Cento “femminicidi”, 30 milioni di colpevoli

Intervento dello psichiatra Franco Lauria, apparso su “Il Quotidiano di Gela“. Sbaglia grossolanamente quantificando in 100 i “femminicidi” in Italia ogni anno (sono una quarantina scarsa), ma per il resto si tratta di riflessioni pienamente condivisibili e per questo le riprendiamo.

Il femminismo e le sinistre colpevolizzano (per i casi di femminicidio) solo il maschio bianco eterosessuale e così facendo si rendono complici del Sistema che sfrutta tutti, maschi e femmine. L’accanimento sulle pene da incrementare è solo fumo negli occhi su cui si buttano tutti i politici mediocri e ignoranti. Gli incrementi di pena non spiegano nulla, non fanno prevenzione e lasciano tutto invariato. Fra l’altro i costi della carcerazione sono a carico del cittadino e si viaggia intorno ai 400 euro al giorno. Ne si possono accettare certe proposte avanzate dal mondo delle femministe che si candidano a fare le maestrine nelle scuole in qualità di operatrici dei centri antiviolenza. I centri antiviolenza finanziati dallo Stato sono vere caserme, presidi antimaschio etero dove donne ideologizzate, nevrotiche coltivano sentimenti e discorsi simil-deliranti contro il maschio etero, lasciando tranquilli il Sistema di potere capitalista e postcapitalista che li foraggia. Queste femministe e le sinistre sono di fatto complici del Sistema di sfruttamento di tutti, uomini e donne, ma loro mirano ai finanziamenti dei centri e a farsi accettare progetti per il lavaggio mentale dei bambini nelle scuole.

femminista

Nessuno tocca il sistema.

In Italia abbiamo 100 casi di femminicidio l’anno, cioè 100 maschi che uccidono cento femmine, ma in un contesto di 30 milioni di maschi e 30 milioni di femmine. Abbiamo molti più casi di maschi che si suicidano dopo la separazione, circa 400, ma per i media non esistono. Abbiamo molti più casi di morti sul lavoro, tutti maschi, ma per i media non esistono. Quindi il dato sui femminicidi viene isolato dal contesto, viene iperbolizzato, e strombazzato h/24 a reti unificate per fare discorsi stupidi, vuoti, creare allarmismo e chiedere ulteriori fondi per i centri antiviolenza. Ad analizzare i cento maschi si scopre che molti di loro sono ammalati, schizoidi paranoici, tossicodipendenti, alcolizzati, narcisisti. Dato che comunque non può essere azzerato. Anzi il Sistema disumano produce sempre più persone infelici e disturbate mentalmente. Sono figli legittimi dello sfruttamento e dell’alienazione mentale del Sistema che promuove l’apatia, l’egocentrismo, il successo. Colpevolizzare gli autori di reato senza spendere una sola parola contro il Sistema è vera complicità con il Sistema che si basa su questa apatia, sul tornaconto, sull’infantilismo egocentrico.

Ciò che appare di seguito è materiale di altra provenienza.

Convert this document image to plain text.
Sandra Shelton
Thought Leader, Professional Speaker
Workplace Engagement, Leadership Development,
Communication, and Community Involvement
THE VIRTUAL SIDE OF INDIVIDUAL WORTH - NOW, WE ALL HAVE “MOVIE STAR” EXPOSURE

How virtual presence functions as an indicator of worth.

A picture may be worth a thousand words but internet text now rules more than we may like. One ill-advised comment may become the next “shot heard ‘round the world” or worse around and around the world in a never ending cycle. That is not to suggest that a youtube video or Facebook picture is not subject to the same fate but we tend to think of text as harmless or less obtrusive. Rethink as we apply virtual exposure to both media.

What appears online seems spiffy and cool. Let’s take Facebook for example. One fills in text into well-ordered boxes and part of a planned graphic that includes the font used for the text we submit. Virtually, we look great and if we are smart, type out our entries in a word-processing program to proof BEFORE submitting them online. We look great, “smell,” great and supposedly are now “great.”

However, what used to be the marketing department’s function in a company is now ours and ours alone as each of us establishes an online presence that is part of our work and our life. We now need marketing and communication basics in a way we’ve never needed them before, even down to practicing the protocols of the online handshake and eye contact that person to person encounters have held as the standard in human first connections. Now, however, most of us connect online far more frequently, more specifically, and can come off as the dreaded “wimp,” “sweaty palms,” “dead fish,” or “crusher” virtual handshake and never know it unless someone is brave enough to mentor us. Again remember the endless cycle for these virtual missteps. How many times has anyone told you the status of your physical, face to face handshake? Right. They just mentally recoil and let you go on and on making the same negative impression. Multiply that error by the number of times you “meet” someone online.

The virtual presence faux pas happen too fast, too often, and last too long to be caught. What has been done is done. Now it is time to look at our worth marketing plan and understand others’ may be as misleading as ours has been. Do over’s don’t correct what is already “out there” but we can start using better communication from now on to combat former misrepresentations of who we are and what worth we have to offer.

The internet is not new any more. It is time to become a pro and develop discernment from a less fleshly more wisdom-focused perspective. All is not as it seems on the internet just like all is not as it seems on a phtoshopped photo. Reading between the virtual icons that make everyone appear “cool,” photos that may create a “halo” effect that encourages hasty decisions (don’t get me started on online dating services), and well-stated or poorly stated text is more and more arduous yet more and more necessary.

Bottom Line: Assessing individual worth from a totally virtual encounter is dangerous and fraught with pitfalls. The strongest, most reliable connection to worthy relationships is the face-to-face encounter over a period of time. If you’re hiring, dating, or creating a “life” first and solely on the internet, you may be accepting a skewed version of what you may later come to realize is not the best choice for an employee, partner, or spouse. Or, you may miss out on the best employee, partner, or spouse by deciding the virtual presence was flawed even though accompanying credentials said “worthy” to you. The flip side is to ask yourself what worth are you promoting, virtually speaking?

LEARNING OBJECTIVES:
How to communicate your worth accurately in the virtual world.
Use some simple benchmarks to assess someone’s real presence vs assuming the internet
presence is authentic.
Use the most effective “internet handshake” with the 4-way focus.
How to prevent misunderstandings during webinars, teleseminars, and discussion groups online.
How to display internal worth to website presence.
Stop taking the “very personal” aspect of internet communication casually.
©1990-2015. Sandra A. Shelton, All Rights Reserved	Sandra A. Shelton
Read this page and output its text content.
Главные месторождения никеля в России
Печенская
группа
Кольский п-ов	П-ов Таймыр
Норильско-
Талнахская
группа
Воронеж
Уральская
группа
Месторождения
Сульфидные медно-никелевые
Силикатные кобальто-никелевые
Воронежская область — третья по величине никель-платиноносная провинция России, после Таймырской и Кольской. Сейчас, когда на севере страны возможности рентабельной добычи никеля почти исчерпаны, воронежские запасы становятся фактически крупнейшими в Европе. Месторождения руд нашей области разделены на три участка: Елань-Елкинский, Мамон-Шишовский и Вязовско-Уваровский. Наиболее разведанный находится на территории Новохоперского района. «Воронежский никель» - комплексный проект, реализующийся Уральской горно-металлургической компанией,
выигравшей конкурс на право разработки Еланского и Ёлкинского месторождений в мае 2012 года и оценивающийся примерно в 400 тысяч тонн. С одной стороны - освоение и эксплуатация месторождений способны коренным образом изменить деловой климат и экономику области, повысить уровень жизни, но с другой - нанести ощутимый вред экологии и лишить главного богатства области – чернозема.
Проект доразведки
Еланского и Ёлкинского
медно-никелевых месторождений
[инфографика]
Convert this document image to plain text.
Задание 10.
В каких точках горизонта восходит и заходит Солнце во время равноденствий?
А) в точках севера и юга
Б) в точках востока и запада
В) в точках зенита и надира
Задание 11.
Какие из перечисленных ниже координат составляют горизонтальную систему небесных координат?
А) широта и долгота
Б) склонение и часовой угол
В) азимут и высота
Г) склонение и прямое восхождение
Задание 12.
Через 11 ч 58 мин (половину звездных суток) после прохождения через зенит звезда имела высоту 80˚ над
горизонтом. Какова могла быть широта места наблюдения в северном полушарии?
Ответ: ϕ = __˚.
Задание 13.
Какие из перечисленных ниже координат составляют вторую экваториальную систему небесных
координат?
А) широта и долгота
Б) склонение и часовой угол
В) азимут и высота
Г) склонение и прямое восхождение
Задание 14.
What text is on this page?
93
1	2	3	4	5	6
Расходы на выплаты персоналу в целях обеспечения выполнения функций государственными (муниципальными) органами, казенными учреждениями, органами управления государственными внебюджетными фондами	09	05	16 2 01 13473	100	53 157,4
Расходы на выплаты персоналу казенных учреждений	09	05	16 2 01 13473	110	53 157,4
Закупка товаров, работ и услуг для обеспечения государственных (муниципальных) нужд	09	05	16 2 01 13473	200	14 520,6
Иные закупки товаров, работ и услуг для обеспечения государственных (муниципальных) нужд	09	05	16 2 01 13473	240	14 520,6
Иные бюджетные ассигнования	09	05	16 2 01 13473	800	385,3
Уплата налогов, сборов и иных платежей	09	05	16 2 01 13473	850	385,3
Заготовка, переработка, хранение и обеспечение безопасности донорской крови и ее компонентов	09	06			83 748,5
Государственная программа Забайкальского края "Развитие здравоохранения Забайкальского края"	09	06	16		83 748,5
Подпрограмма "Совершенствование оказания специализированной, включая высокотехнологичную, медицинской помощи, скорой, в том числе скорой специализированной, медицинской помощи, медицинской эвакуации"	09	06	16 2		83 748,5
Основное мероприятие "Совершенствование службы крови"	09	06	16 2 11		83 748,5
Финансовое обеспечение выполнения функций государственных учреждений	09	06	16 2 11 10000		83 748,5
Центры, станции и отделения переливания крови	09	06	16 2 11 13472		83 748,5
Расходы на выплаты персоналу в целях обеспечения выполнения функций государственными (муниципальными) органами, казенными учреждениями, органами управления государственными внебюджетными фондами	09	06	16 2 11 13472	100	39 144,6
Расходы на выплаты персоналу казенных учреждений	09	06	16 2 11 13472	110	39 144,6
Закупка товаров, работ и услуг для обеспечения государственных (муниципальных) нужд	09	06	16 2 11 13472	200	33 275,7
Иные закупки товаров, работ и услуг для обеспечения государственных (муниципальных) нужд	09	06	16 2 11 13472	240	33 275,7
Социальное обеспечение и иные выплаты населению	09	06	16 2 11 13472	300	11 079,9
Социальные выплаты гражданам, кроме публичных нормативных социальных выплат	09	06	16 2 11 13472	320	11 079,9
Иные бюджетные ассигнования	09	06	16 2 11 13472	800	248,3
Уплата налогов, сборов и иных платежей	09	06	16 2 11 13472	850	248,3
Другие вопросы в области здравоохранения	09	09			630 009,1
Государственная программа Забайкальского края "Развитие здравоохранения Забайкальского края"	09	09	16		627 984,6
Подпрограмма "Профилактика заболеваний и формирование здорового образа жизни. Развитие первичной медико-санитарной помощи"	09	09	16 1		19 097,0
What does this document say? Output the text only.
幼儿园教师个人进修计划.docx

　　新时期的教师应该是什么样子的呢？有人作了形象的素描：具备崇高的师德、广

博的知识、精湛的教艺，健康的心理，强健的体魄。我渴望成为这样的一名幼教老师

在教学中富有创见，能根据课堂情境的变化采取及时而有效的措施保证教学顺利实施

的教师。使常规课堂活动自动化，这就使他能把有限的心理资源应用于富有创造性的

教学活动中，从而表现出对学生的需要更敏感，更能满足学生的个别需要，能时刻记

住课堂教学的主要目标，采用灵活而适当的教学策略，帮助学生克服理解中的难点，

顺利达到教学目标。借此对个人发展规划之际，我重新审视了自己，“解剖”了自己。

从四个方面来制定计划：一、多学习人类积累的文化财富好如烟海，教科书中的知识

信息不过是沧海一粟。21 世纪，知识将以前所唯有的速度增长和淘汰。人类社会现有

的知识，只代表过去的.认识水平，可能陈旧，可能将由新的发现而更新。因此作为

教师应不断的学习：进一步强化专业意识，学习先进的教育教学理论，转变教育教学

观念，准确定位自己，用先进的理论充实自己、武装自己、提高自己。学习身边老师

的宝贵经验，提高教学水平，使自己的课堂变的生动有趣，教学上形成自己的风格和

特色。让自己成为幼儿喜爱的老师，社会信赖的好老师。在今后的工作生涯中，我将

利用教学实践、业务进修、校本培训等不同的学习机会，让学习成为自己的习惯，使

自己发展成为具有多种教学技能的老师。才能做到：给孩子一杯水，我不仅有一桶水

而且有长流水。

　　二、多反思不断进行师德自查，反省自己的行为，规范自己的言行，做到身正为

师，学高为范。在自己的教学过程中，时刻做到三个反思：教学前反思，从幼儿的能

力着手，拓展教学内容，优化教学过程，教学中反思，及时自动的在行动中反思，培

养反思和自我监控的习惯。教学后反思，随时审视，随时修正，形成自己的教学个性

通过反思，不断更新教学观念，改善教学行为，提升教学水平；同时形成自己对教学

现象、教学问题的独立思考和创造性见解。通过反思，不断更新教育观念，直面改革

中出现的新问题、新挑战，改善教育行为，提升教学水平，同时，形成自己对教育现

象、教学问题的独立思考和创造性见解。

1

La psicologizzazione del fenomeno femminicidio decontestualizzato storicamente è un’operazione ideologica tesa a nascondere le vere cause storiche, economiche e culturali. Gli autori di reato da un lato dovrebbero essere puniti in prima istanza e quindi curati, ma dagli specialisti. In secondo luogo andrebbe fatta una analisi sul Sistema e creare alleanze maschio/femmina e non contrapposizioni. La contrapposizione deve essere verso il Potere da parte di tutti, senza distinzione di genere. Ma questo discorso alle nuove sinistre e alle femministe borghesi e snob non piace. Loro mirano ad accrescere il loro potere e avere più soldi. E tutto resta invariato.